Le 06 février est la Journée internationale de lutte contre les mutilations génitales féminine. Cette violence peut exprimer en France concernerait 53000 femmes en France et 125 millions de femmes dans le monde principalement en Afrique subsaharienne mais aussi au Yémen et en Amérique du nord ou en Europe.
3 millions de femmes sont victimes chaque année dans le monde de cette pratique.

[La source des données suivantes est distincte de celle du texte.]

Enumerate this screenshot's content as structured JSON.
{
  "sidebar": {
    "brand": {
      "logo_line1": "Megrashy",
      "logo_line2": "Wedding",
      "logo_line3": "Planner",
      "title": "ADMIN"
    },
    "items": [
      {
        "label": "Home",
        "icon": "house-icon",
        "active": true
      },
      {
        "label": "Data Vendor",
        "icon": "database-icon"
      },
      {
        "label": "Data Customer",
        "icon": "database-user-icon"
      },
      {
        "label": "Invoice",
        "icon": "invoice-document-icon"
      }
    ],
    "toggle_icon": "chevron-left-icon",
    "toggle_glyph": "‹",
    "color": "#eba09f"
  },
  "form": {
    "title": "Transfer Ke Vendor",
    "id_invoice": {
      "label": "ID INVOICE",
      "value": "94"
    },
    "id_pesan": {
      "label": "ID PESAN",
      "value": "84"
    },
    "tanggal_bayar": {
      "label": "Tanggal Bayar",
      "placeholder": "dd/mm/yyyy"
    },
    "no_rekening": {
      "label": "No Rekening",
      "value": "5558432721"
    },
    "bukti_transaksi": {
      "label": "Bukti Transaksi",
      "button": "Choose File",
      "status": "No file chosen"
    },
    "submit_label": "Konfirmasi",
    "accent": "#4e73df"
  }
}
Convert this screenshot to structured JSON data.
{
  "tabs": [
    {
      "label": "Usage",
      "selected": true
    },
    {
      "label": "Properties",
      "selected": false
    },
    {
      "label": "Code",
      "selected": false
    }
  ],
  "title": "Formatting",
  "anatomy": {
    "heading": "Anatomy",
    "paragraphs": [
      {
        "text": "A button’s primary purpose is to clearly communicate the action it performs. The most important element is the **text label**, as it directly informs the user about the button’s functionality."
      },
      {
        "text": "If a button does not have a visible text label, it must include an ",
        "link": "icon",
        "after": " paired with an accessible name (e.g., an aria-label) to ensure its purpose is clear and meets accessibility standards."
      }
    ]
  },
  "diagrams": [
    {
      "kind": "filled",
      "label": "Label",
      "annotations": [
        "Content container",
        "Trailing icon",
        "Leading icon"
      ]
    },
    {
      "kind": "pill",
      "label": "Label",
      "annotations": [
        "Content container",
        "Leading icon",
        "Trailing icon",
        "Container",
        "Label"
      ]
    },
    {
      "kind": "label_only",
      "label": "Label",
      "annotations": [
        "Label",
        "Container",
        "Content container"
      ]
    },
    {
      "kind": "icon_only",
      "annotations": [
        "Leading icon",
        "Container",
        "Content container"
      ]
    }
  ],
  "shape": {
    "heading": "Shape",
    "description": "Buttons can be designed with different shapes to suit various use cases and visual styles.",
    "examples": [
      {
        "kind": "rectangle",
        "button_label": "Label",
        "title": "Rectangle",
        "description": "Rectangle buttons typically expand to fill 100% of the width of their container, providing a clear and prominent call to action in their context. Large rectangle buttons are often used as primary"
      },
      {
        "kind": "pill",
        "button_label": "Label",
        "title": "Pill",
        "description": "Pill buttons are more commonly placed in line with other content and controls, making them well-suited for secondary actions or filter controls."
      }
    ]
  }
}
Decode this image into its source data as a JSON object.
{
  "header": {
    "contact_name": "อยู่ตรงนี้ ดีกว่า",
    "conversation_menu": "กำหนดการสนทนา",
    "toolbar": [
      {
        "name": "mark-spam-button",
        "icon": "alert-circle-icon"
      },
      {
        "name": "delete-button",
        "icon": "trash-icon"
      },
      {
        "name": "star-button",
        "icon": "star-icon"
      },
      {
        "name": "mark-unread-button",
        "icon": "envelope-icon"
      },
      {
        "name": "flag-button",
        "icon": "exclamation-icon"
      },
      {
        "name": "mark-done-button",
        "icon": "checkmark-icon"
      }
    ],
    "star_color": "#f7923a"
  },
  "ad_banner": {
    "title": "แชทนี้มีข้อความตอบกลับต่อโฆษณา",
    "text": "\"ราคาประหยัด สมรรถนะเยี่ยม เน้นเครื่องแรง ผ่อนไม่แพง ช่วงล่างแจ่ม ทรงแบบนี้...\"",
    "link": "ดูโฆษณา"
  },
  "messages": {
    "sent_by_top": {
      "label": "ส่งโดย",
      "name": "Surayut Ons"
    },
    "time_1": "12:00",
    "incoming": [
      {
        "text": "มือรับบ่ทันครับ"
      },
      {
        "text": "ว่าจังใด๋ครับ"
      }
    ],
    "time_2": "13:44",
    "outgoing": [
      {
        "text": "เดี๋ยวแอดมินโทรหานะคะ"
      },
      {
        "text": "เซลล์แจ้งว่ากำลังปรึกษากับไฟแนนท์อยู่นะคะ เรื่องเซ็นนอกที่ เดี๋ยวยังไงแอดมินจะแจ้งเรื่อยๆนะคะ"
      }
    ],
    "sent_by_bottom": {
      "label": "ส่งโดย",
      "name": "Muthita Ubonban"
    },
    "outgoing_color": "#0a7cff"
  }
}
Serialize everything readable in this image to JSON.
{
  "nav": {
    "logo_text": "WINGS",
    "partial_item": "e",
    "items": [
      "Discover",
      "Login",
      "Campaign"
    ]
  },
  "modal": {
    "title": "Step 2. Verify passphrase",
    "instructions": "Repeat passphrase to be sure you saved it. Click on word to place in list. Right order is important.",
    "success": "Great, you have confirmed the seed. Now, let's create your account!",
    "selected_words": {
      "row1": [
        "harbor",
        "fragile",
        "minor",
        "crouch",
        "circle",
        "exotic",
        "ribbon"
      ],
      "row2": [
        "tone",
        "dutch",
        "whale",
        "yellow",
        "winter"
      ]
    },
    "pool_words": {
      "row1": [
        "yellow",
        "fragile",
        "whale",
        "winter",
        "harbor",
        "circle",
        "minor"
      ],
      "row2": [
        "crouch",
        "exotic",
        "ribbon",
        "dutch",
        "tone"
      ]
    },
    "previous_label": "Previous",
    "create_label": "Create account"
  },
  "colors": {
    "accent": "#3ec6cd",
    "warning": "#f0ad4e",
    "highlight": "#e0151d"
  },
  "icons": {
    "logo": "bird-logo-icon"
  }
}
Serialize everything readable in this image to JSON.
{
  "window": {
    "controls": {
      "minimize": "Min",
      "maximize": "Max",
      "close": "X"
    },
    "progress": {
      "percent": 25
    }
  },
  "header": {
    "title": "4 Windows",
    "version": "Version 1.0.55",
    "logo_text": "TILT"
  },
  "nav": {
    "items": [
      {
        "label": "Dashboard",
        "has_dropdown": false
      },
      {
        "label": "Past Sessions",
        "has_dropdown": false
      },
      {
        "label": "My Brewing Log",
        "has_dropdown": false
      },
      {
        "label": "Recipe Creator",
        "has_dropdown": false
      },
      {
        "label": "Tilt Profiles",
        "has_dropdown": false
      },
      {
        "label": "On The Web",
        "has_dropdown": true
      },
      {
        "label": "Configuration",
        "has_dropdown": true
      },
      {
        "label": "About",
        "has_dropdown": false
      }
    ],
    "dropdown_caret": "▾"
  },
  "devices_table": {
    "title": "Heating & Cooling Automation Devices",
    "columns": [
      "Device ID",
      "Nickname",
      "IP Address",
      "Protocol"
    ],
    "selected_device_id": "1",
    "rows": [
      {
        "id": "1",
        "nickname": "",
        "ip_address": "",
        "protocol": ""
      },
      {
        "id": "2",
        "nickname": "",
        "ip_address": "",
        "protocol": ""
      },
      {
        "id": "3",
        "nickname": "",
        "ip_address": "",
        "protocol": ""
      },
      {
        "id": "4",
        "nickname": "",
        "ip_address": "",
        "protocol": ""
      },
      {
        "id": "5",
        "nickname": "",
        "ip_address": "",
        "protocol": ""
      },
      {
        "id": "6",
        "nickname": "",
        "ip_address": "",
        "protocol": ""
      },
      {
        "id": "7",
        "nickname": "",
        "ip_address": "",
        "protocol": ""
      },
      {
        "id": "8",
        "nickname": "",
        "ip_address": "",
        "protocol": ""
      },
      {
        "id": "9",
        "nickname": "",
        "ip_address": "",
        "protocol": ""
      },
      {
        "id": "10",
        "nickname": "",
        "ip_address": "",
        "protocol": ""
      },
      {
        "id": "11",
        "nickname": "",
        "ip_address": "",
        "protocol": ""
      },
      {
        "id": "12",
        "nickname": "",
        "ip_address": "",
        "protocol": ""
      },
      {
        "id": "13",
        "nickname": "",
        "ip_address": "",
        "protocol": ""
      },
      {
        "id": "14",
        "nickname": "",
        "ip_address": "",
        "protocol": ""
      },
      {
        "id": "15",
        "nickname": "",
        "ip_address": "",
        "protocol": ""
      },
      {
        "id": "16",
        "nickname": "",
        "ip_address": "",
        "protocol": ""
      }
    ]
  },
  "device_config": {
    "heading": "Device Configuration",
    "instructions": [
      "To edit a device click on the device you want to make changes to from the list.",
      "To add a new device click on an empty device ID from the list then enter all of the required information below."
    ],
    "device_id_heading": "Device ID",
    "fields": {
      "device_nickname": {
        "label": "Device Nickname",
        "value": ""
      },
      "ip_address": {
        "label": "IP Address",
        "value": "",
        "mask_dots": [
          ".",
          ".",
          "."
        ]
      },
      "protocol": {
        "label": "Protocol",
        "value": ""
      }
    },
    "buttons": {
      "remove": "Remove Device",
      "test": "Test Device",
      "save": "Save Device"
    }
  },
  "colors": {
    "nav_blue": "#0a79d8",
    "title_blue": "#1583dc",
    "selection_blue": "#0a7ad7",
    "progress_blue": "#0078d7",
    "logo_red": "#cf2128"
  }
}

Qu'appelle-t-on "mutilations sexuelles" :"
| Anne-Marie Aubert, Concept pour tous |
Source : Ministère de la santé
Classification :
L'Organisation mondiale de la Santé (OMS) classifie les mutilations sexuelles féminines en quatre catégories :
- La clitoridectomie: ablation partielle ou totale du clitoris (petite partie sensible et érectile des organes génitaux féminins) et, plus rarement, seulement du prépuce (repli de peau qui entoure le clitoris).
- Excision: ablation partielle ou totale du clitoris et des petites lèvres, avec ou sans excision des grandes lèvres (qui entourent le vagin).
- Infibulation: rétrécissement de l'orifice vaginal par la création d'une fermeture, réalisée en coupant et en repositionnant les lèvres intérieures, et parfois extérieures, avec ou sans ablation du clitoris.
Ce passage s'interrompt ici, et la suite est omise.